As anyone who has ever read Anne Rice's Vampire Chronicles can attest, music is boring on the page. Interview with the Vampire was a great historical-fiction narrative with, like any good novel should have, a slice of vampirism (it also made a damn good film). But, in some misguided attempt to be hip, Rice set the follow up novel, The Vampire Lestat, in modern day where the titular character actually joins a rock band. If you think nu-metal bands are lame, imagine reading a book about one.

I'm beginning to wonder if second year law reading is at all like first year. When you study Criminal or Tort law, there's a good chance you'll get to read about blunderous robbers or accidental amputations. However, I have a feeling Corporations or Taxation might have decidedly less juicy cases.

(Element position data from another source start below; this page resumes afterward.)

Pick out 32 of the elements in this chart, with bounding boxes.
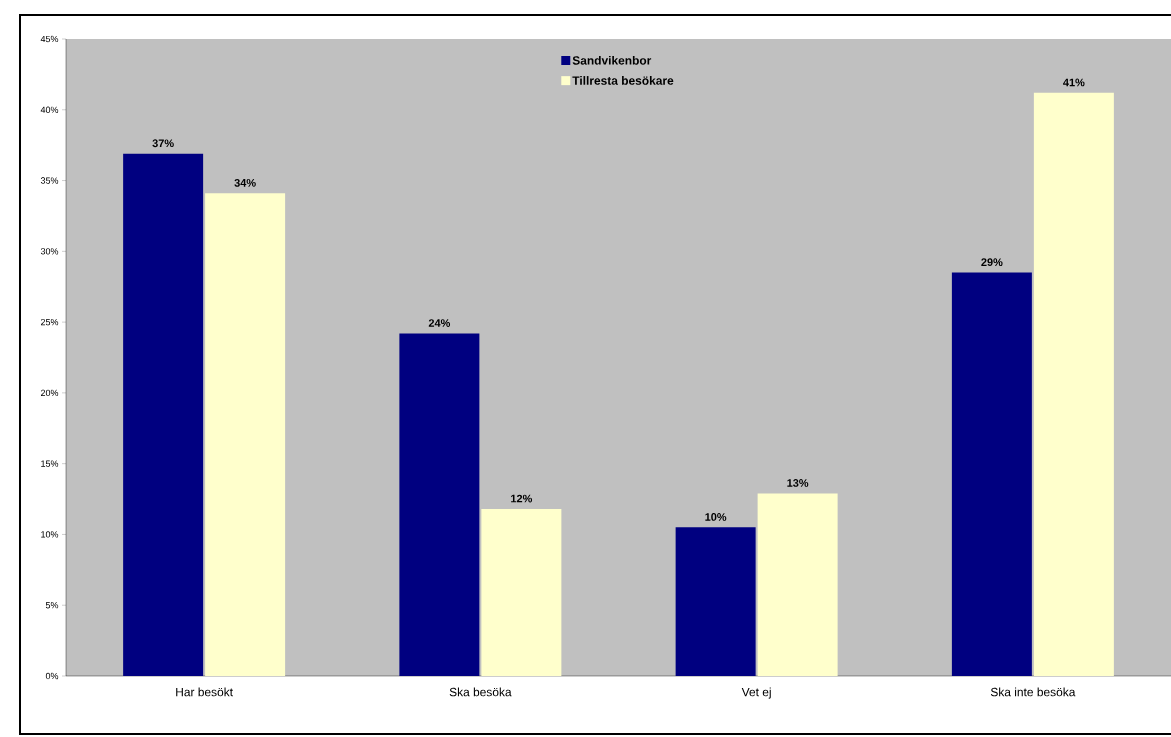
x-tick-label: Ska inte besöka (990, 687, 1076, 697)
bar (205, 193, 286, 676)
y-tick-label: 15% (41, 460, 59, 467)
bar (399, 333, 480, 676)
x-tick-label: Vet ej (741, 687, 771, 699)
bar (951, 272, 1032, 676)
data-label: 12% (511, 494, 533, 503)
data-label: 13% (787, 479, 809, 487)
y-tick-label: 45% (40, 35, 59, 43)
y-tick-label: 20% (40, 389, 59, 397)
data-label: 37% (152, 139, 174, 148)
bar (757, 493, 838, 676)
y-tick-label: 10% (41, 531, 59, 538)
y-tick-label: 30% (40, 248, 59, 255)
legend-label: Tillresta besökare (572, 76, 674, 85)
y-tick-label: 35% (40, 177, 59, 184)
data-label: 10% (705, 513, 727, 521)
data-label: 34% (234, 179, 256, 187)
x-tick-label: Ska besöka (449, 687, 512, 697)
legend-label: Sandvikenbor (572, 55, 652, 65)
data-label: 24% (428, 319, 451, 327)
y-tick-label: 0% (45, 672, 59, 680)
x-tick-label: Har besökt (176, 687, 233, 697)
data-label: 29% (981, 258, 1003, 267)
bar (123, 153, 204, 676)
y-tick-label: 5% (45, 602, 59, 609)
y-tick-label: 25% (40, 318, 59, 326)
bar (481, 508, 562, 676)
bar (1033, 92, 1114, 676)
bar (675, 527, 756, 676)
data-label: 41% (1063, 78, 1085, 87)
y-tick-label: 40% (40, 106, 59, 113)
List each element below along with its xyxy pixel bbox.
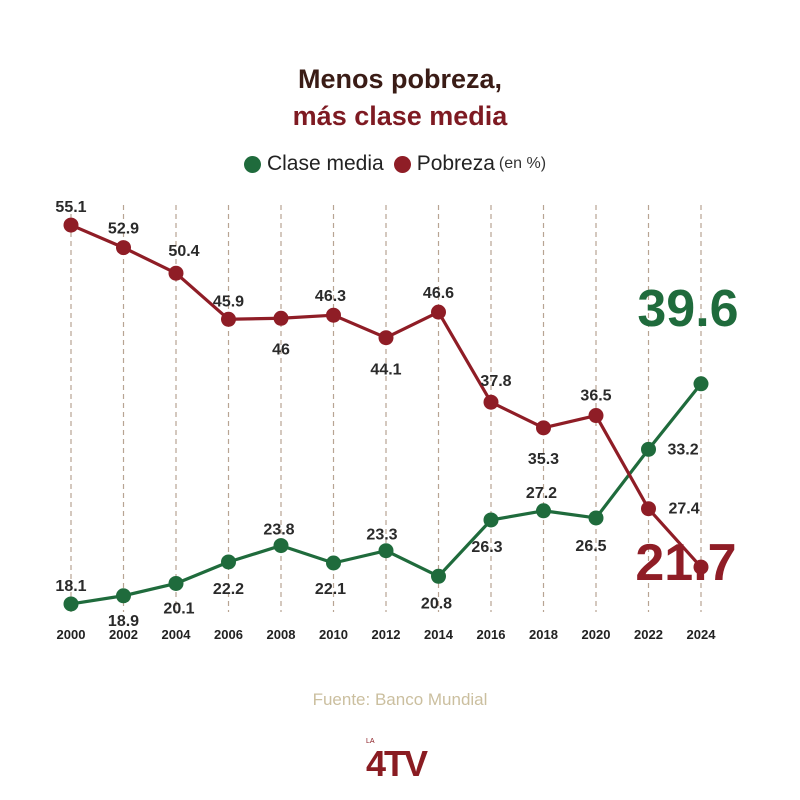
clase-media-point-2004 xyxy=(168,575,184,591)
clase-media-value-label-2024: 39.6 xyxy=(637,280,738,338)
pobreza-point-2008 xyxy=(273,310,289,326)
legend-swatch-red xyxy=(393,155,411,173)
clase-media-value-label-2008: 23.8 xyxy=(263,522,294,539)
clase-media-point-2014 xyxy=(431,568,446,584)
legend-swatch-green xyxy=(243,155,261,173)
x-tick-label-2004: 2004 xyxy=(162,627,192,642)
pobreza-value-label-2010: 46.3 xyxy=(315,288,346,305)
pobreza-point-2002 xyxy=(116,240,131,256)
x-tick-label-2018: 2018 xyxy=(529,627,558,642)
pobreza-point-2000 xyxy=(63,217,79,233)
pobreza-point-2022 xyxy=(641,501,656,517)
source-note: Fuente: Banco Mundial xyxy=(312,690,488,709)
pobreza-point-2016 xyxy=(483,394,499,410)
x-tick-label-2020: 2020 xyxy=(582,627,611,642)
clase-media-point-2018 xyxy=(536,503,551,519)
clase-media-value-label-2020: 26.5 xyxy=(575,538,606,555)
legend-label-pobreza: Pobreza xyxy=(416,152,495,175)
clase-media-point-2016 xyxy=(483,512,499,528)
x-tick-label-2000: 2000 xyxy=(57,627,86,642)
pobreza-point-2012 xyxy=(378,330,394,346)
clase-media-value-label-2022: 33.2 xyxy=(668,441,699,458)
clase-media-value-label-2018: 27.2 xyxy=(526,485,557,502)
legend-label-clase-media: Clase media xyxy=(266,152,384,175)
x-tick-label-2012: 2012 xyxy=(372,627,401,642)
pobreza-point-2018 xyxy=(536,420,551,436)
x-tick-label-2024: 2024 xyxy=(687,627,717,642)
pobreza-value-label-2002: 52.9 xyxy=(108,221,139,238)
pobreza-value-label-2014: 46.6 xyxy=(423,285,454,302)
pobreza-value-label-2024: 21.7 xyxy=(635,534,736,592)
clase-media-value-label-2000: 18.1 xyxy=(55,578,86,595)
pobreza-value-label-2000: 55.1 xyxy=(55,199,86,216)
chart-title: Menos pobreza, xyxy=(297,64,503,94)
legend: Clase media Pobreza (en %) xyxy=(0,152,800,176)
clase-media-point-2022 xyxy=(641,441,656,457)
clase-media-point-2000 xyxy=(63,596,79,612)
chart-subtitle: más clase media xyxy=(292,101,508,131)
pobreza-value-label-2016: 37.8 xyxy=(480,373,511,390)
legend-unit-note: (en %) xyxy=(498,155,547,172)
pobreza-value-label-2008: 46 xyxy=(272,341,290,358)
clase-media-value-label-2016: 26.3 xyxy=(471,539,502,556)
logo-small-text: LA xyxy=(366,738,375,745)
pobreza-value-label-2022: 27.4 xyxy=(669,501,700,518)
pobreza-value-label-2004: 50.4 xyxy=(168,243,199,260)
clase-media-value-label-2002: 18.9 xyxy=(108,613,139,630)
pobreza-point-2004 xyxy=(168,265,184,281)
clase-media-value-label-2004: 20.1 xyxy=(163,600,194,617)
pobreza-point-2020 xyxy=(588,408,604,424)
legend-item-clase-media: Clase media xyxy=(243,152,384,176)
pobreza-point-2006 xyxy=(221,311,236,327)
pobreza-point-2014 xyxy=(431,304,446,320)
clase-media-point-2002 xyxy=(116,588,131,604)
clase-media-point-2010 xyxy=(326,555,341,571)
x-tick-label-2002: 2002 xyxy=(109,627,138,642)
clase-media-value-label-2010: 22.1 xyxy=(315,581,346,598)
x-tick-label-2022: 2022 xyxy=(634,627,663,642)
pobreza-value-label-2006: 45.9 xyxy=(213,293,244,310)
logo-main-text: 4TV xyxy=(366,743,428,784)
clase-media-point-2006 xyxy=(221,554,236,570)
pobreza-value-label-2020: 36.5 xyxy=(580,388,611,405)
pobreza-point-2024 xyxy=(693,559,709,575)
x-tick-label-2010: 2010 xyxy=(319,627,348,642)
clase-media-point-2008 xyxy=(273,538,289,554)
clase-media-point-2012 xyxy=(378,543,394,559)
legend-item-pobreza: Pobreza (en %) xyxy=(393,152,547,176)
x-tick-label-2014: 2014 xyxy=(424,627,454,642)
4tv-logo: LA 4TV xyxy=(366,738,430,784)
clase-media-value-label-2014: 20.8 xyxy=(421,595,452,612)
x-tick-label-2006: 2006 xyxy=(214,627,243,642)
clase-media-value-label-2006: 22.2 xyxy=(213,581,244,598)
clase-media-point-2024 xyxy=(693,376,709,392)
pobreza-value-label-2018: 35.3 xyxy=(528,451,559,468)
x-tick-label-2016: 2016 xyxy=(477,627,506,642)
x-tick-label-2008: 2008 xyxy=(267,627,296,642)
clase-media-value-label-2012: 23.3 xyxy=(366,527,397,544)
pobreza-point-2010 xyxy=(326,307,341,323)
pobreza-value-label-2012: 44.1 xyxy=(370,362,401,379)
clase-media-point-2020 xyxy=(588,510,604,526)
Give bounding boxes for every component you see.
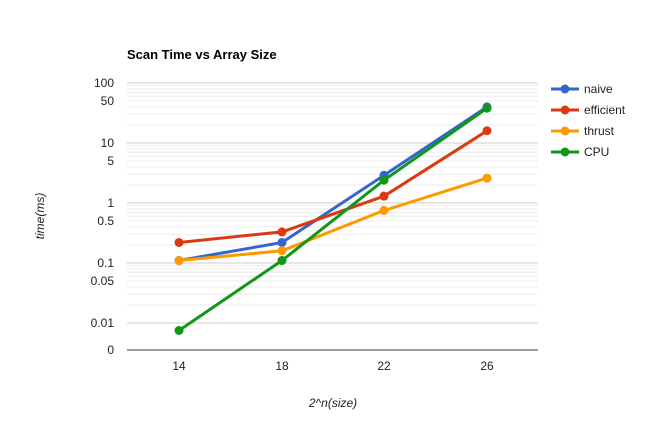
series-lines (174, 102, 492, 335)
legend-label: naive (584, 82, 613, 96)
legend-label: efficient (584, 103, 626, 117)
y-tick-label: 0.1 (97, 256, 114, 270)
legend: naive efficient thrust CPU (551, 82, 626, 159)
data-point (277, 256, 287, 266)
legend-swatch-marker (560, 126, 570, 136)
data-point (482, 103, 492, 113)
series-line (178, 129, 488, 244)
data-point (277, 237, 287, 247)
data-point (277, 246, 287, 256)
chart-title: Scan Time vs Array Size (127, 47, 277, 62)
data-point (379, 205, 389, 215)
series-thrust (174, 173, 492, 266)
series-efficient (174, 126, 492, 247)
legend-item: efficient (551, 103, 626, 117)
data-point (174, 237, 184, 247)
data-point (379, 175, 389, 185)
y-tick-label: 50 (101, 94, 115, 108)
data-point (174, 256, 184, 266)
x-tick-label: 22 (377, 359, 391, 373)
y-tick-label: 0.05 (91, 274, 115, 288)
x-axis-ticks: 14 18 22 26 (172, 359, 494, 373)
legend-item: CPU (551, 145, 609, 159)
legend-label: CPU (584, 145, 609, 159)
series-line (178, 105, 488, 262)
series-naive (174, 102, 492, 266)
y-tick-label: 1 (107, 196, 114, 210)
y-tick-label: 100 (94, 76, 114, 90)
legend-item: thrust (551, 124, 615, 138)
y-axis-ticks: 100 50 10 5 1 0.5 0.1 0.05 0.01 0 (91, 76, 115, 357)
legend-swatch-marker (560, 105, 570, 115)
y-tick-label: 0 (107, 343, 114, 357)
data-point (277, 227, 287, 237)
x-axis-title: 2^n(size) (308, 396, 357, 410)
x-tick-label: 14 (172, 359, 186, 373)
x-tick-label: 18 (275, 359, 289, 373)
y-tick-label: 10 (101, 136, 115, 150)
y-tick-label: 0.5 (97, 214, 114, 228)
series-line (178, 106, 488, 332)
y-tick-label: 5 (107, 154, 114, 168)
legend-swatch-marker (560, 84, 570, 94)
legend-swatch-marker (560, 147, 570, 157)
series-line (178, 176, 488, 262)
x-tick-label: 26 (480, 359, 494, 373)
data-point (174, 325, 184, 335)
series-cpu (174, 103, 492, 335)
data-point (482, 173, 492, 183)
data-point (482, 126, 492, 136)
y-tick-label: 0.01 (91, 316, 115, 330)
y-axis-title: time(ms) (33, 193, 47, 240)
legend-item: naive (551, 82, 613, 96)
data-point (379, 191, 389, 201)
gridlines (127, 82, 538, 351)
legend-label: thrust (584, 124, 615, 138)
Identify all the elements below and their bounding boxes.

I guess the sentencing aspect of those cases is where it's at. Guilty of fraud? I sentence you to ten months in jail, and one season of mediocre reality TV!

1 comment:

Anonymous said...

Nice layout! I'm a big fan of the banner thing. As for classes next year and reading, I don't know much but I did work for the prof doing International Law 316 - one of the courses I think you said you were going to try and take, and it's much different than first year. It will be almost completely from a textbook, not case-based. Personally I think it'd be good - while there's quite a few pages it's a lot more "readable" than some of those interminable House of Lords cases where six judges have slightly different reasoning but come to the same conclusion.